Empowering patients to take ownership of their health via exercise and a balanced diet has the potential to reduce hospital readmissions and health care costs. The Walk with a Doc program is one way many physicians are partnering with their patients in this area.
How it works
David Sabgir, MD, a cardiologist in Columbus, Ohio, started Walk with a Doc in 2005 after he became frustrated when conversations with patients about the importance of exercise in preventing and reducing heart disease were not yielding results. Over the following years, the program’s Saturday morning walks throughout the nation have gotten over 100,000 patients and their physicians exercising together.
“We all have so many excuses not to exercise, but I needed to do something,” says Dr. Sabgir.
The Walk with a Doc program has grown significantly over the last decade: There are now 300 chapters in 44 states. Physicians and medical students lead walks on Saturday mornings between one and four times a month. Chapters meet up in parks and, in colder climates, at malls.
Walk with a Doc Saturdays typically start with a Q&A session over fruit and coffee before participants head out for a walk that allows patients to travel their own distance at their own pace.
Improving the patient-physician relationship
“Patients are used to copays and limited time in the office, so they are very grateful their physician is volunteering time,” says Dr. Sabgir. “This additional layer of patient-physician communication allows patients to ask their physician specific questions about things like lab work or referrals. That’s a big deal because it can help save on hospital readmission costs.”
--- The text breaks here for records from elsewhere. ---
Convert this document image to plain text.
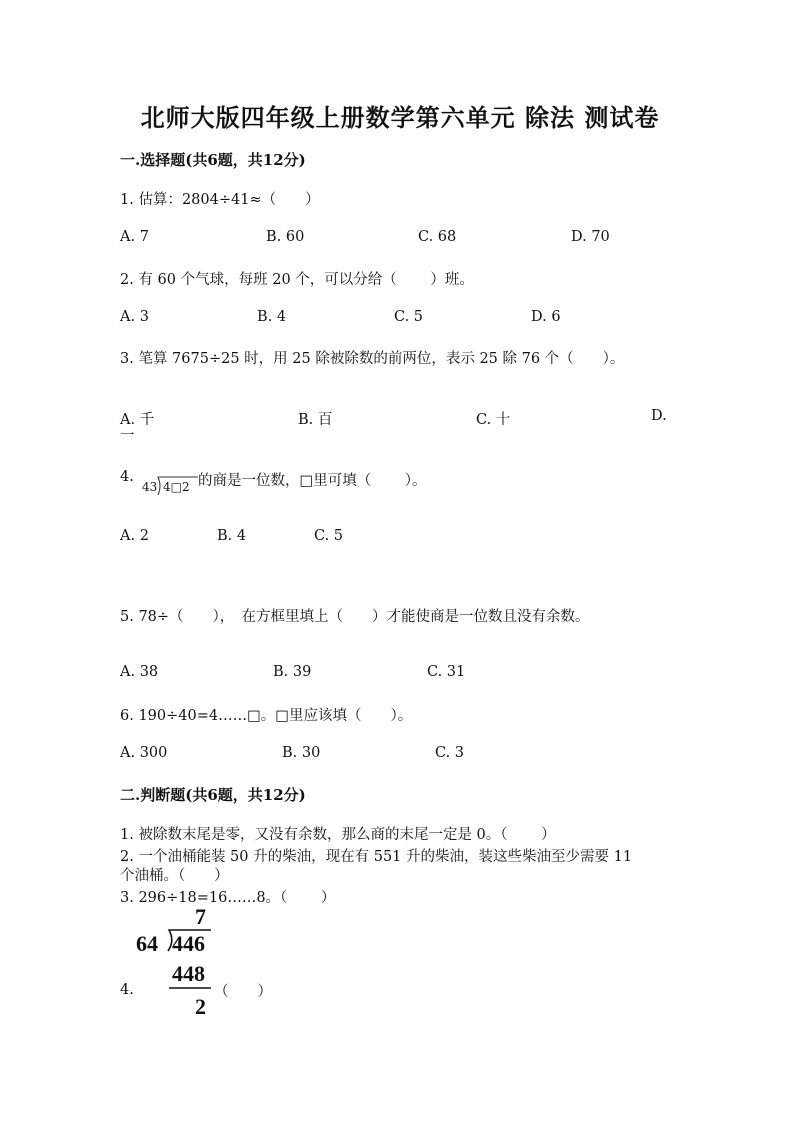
北师大版四年级上册数学第六单元 除法 测试卷
一.选择题(共6题，共12分)
1. 估算：2804÷41≈（　　）
A. 7	B. 60	C. 68	D. 70
2. 有 60 个气球，每班 20 个，可以分给（　　 ）班。
A. 3	B. 4	C. 5	D. 6
3. 笔算 7675÷25 时，用 25 除被除数的前两位，表示 25 除 76 个（　　）。
A. 千	B. 百	C. 十	D.
一
4.
43 4□2 的商是一位数，□里可填（　　 ）。
A. 2	B. 4	C. 5
5. 78÷（　　），　在方框里填上（　　）才能使商是一位数且没有余数。
A. 38	B. 39	C. 31
6. 190÷40=4……□。□里应该填（　　）。
A. 300	B. 30	C. 3
二.判断题(共6题，共12分)
1. 被除数末尾是零，又没有余数，那么商的末尾一定是 0。（　　 ）
2. 一个油桶能装 50 升的柴油，现在有 551 升的柴油，装这些柴油至少需要 11
个油桶。（　　）
3. 296÷18=16……8。（　　 ）
4.
7
64 446
448
2
（　　）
Also, burned-out physicians may find relief by inspiring patients to take better care of themselves, Dr. Sabgir notes.
“Every single minute, every single smile, comment and pat on the back remind us why we went into medicine,” he says. “These are friendships that the health care provider cherishes. They go a long way in preventing burnout. I don’t feel like I’m working near as much. I feel like I’m living.”
Physicians and medical students who are interested in joining or starting a Walk with a Doc chapter pay a nominal fee for liability insurance, a website to share information about the walk, and a toolkit with talking points and marketing materials, including T-shirts and banners.
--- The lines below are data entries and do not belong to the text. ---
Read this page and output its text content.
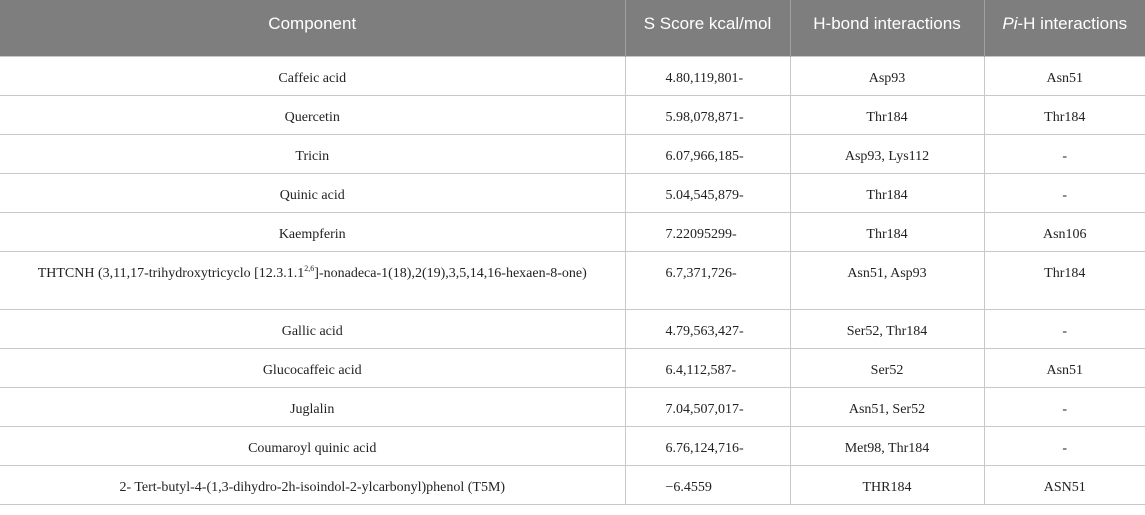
Component	S Score kcal/mol	H-bond interactions	Pi-H interactions
Caffeic acid	4.80,119,801-	Asp93	Asn51
Quercetin	5.98,078,871-	Thr184	Thr184
Tricin	6.07,966,185-	Asp93, Lys112	-
Quinic acid	5.04,545,879-	Thr184	-
Kaempferin	7.22095299-	Thr184	Asn106
THTCNH (3,11,17-trihydroxytricyclo [12.3.1.1$^{2,6}$]-nonadeca-1(18),2(19),3,5,14,16-hexaen-8-one)	6.7,371,726-	Asn51, Asp93	Thr184
Gallic acid	4.79,563,427-	Ser52, Thr184	-
Glucocaffeic acid	6.4,112,587-	Ser52	Asn51
Juglalin	7.04,507,017-	Asn51, Ser52	-
Coumaroyl quinic acid	6.76,124,716-	Met98, Thr184	-
2- Tert-butyl-4-(1,3-dihydro-2h-isoindol-2-ylcarbonyl)phenol (T5M)	−6.4559	THR184	ASN51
Juan Querubin, OMS III, of Lincoln Memorial University-DeBusk College of Osteopathic Medicine (LMU-DCOM), the first osteopathic medical school to host a Walk with a Doc program, says community involvement initiatives like Walk with a Doc are especially important in medically underserved areas.
“It’s a great way to spend more time with people in the community and to recognize how real-life considerations affect medical conditions,” says Querubin. “Much of student doctors’ exposure to patients are in the clinical setting, and this is a great way to detect barriers to health care access and local determinants of health.”
Osteopathic students and physicians across the country participate, including the lead physician of LMU-DCOM’s chapter, Allison Yow, DO, who Querubin says was back on her feet walking with patients just nine days after a C-section.
“It’s fair to say she’s very committed to our mission,” he says.
The retention rate of Walk with a Doc’s participating physicians is above 80%, which Dr. Sabgir says is an indicator of physician and patient satisfaction with the program.